Gen F

En rejoignant la communauté, vous recevez un accès exclusif à tous nos articles, pourrez partager votre témoignage et…

Témoignage: ““J’ai perdu mon bébé à 38 semaines de grossesse””

Justine Rossius

La date de la naissance de leur bébé approchait, la valise pour la maternité était prête. Mais pour Anne-Laure, l’impatience de rencontrer son enfant a laissé place à la plus terrible des douleurs. Anne-Laure, 29 ans, a dû mettre au monde Rosalie, sa petite fille décédée


 

“Jérôme et moi étions fous de joie lorsque nous avons découvert que j’étais enceinte. Ma grossesse s’est déroulée sans complications. A chaque échographie, nous pouvions voir notre bébé grandir et évoluer. Et nous étions si heureux en apprenant que nous allions avoir une petite fille. Nous lui avons choisi un nom et avons décoré sa chambre avec amour. Tout était prêt pour l’arrivée de Rosalie. Jamais nous n’aurions pu imaginer que tout basculerait à la dernière minute et que nous allions perdre notre fille.

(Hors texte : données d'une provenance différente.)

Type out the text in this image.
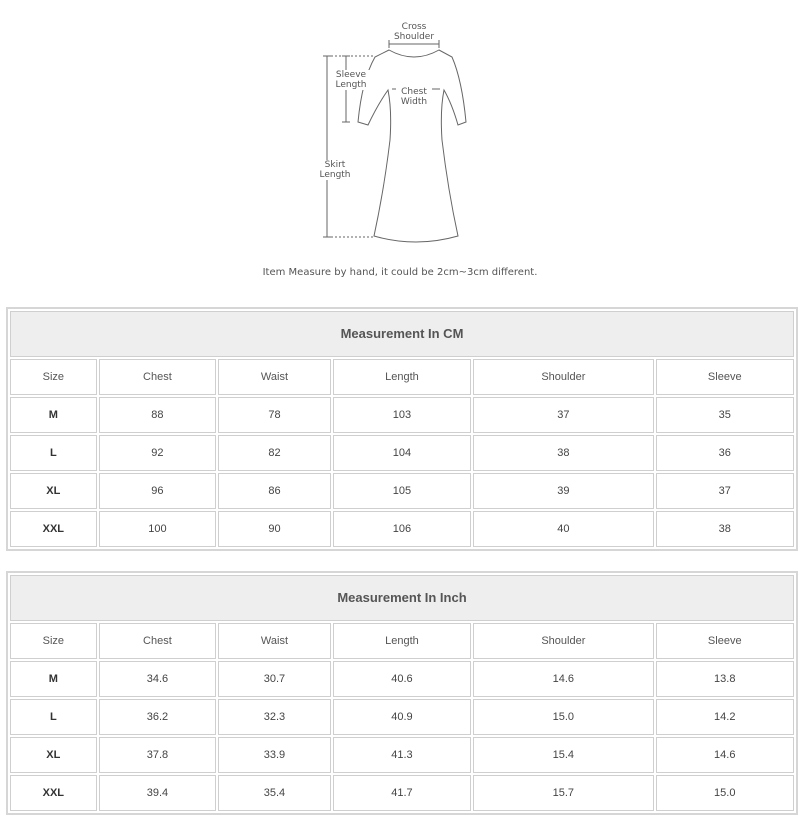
Cross
Shoulder
Sleeve
Length
Chest
Width
Skirt
Length
Item Measure by hand, it could be 2cm~3cm different.
Measurement In CM
Size	Chest	Waist	Length	Shoulder	Sleeve
M	88	78	103	37	35
L	92	82	104	38	36
XL	96	86	105	39	37
XXL	100	90	106	40	38
Measurement In Inch
Size	Chest	Waist	Length	Shoulder	Sleeve
M	34.6	30.7	40.6	14.6	13.8
L	36.2	32.3	40.9	15.0	14.2
XL	37.8	33.9	41.3	15.4	14.6
XXL	39.4	35.4	41.7	15.7	15.0
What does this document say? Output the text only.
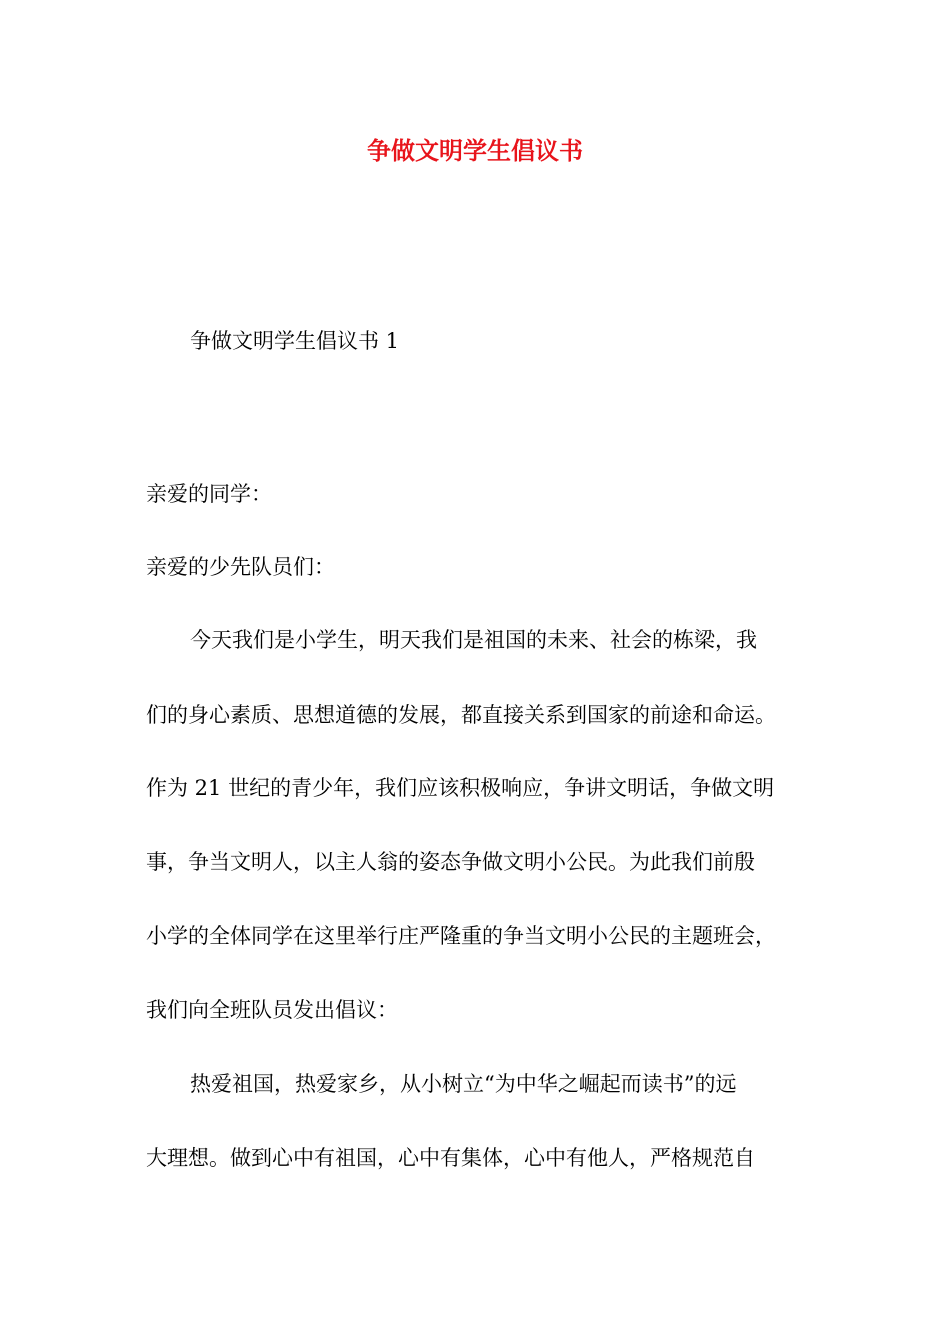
争做文明学生倡议书
争做文明学生倡议书 1
亲爱的同学：
亲爱的少先队员们：
今天我们是小学生，明天我们是祖国的未来、社会的栋梁，我
们的身心素质、思想道德的发展，都直接关系到国家的前途和命运。
作为 21 世纪的青少年，我们应该积极响应，争讲文明话，争做文明
事，争当文明人，以主人翁的姿态争做文明小公民。为此我们前殷
小学的全体同学在这里举行庄严隆重的争当文明小公民的主题班会，
我们向全班队员发出倡议：
热爱祖国，热爱家乡，从小树立“为中华之崛起而读书”的远
大理想。做到心中有祖国，心中有集体，心中有他人，严格规范自
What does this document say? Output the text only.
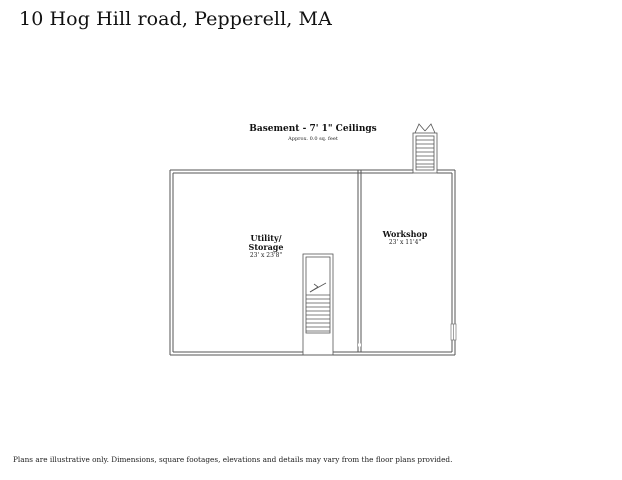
10 Hog Hill road, Pepperell, MA
Basement - 7' 1" Ceilings
Approx. 0.0 sq. feet
Utility/
Storage
23' x 23'8"
Workshop
23' x 11'4"
Plans are illustrative only. Dimensions, square footages, elevations and details may vary from the floor plans provided.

Elle était pleine d’énergie et remuait beaucoup. Le seul bémol était qu’en fin de grossesse, elle s’était positionnée en siège. La gynécologue nous avait donc préparés à la perspective d’une césarienne. Rosalie devait normalement arriver le 3 septembre, et la césarienne a été programmée le 30 août. Jerôme et moi attendions ce moment avec impatience. Mais deux semaines avant la date, j’ai commencé à de moins en moins sentir Rosalie bouger. Nous ne voulions pas prendre de risques et nous sommes donc allés à l’hôpital. Le monitoring m’a totalement rassuré. On pouvait y entendre ses battements de cœur de manière parfaitement audible et elle bougeait visiblement. Nous sommes rentrés chez nous l’esprit tranquille.”

 

Silence assourdissant


“Mais quelques jours plus tard, je ne l’ai à nouveau plus sentie bouger et l’inquiétude est revenue. Mais je n’étais pas pour autant paniquée. Nous avons préparé la valise pour la maternité au cas où il faudrait provoquer l’accouchement, et nous nous sommes de nouveau rendus à la clinique. En chemin nous avons ri et plaisanté. Rien ne pouvait nous laisser deviner le drame qui nous attendait. Une fois arrivée à l’hôpital, on m’a à nouveau mise sous monitoring. Et si l’on discernait clairement mon cœur, celui de Rosalie restait inaudible.

On cherchait désespérément ses battements. Cela durait une éternité et la panique m’a submergée. Le gynécologue est arrivé et a confirmé ma plus terrible angoisse. Rosalie nous avait quittés.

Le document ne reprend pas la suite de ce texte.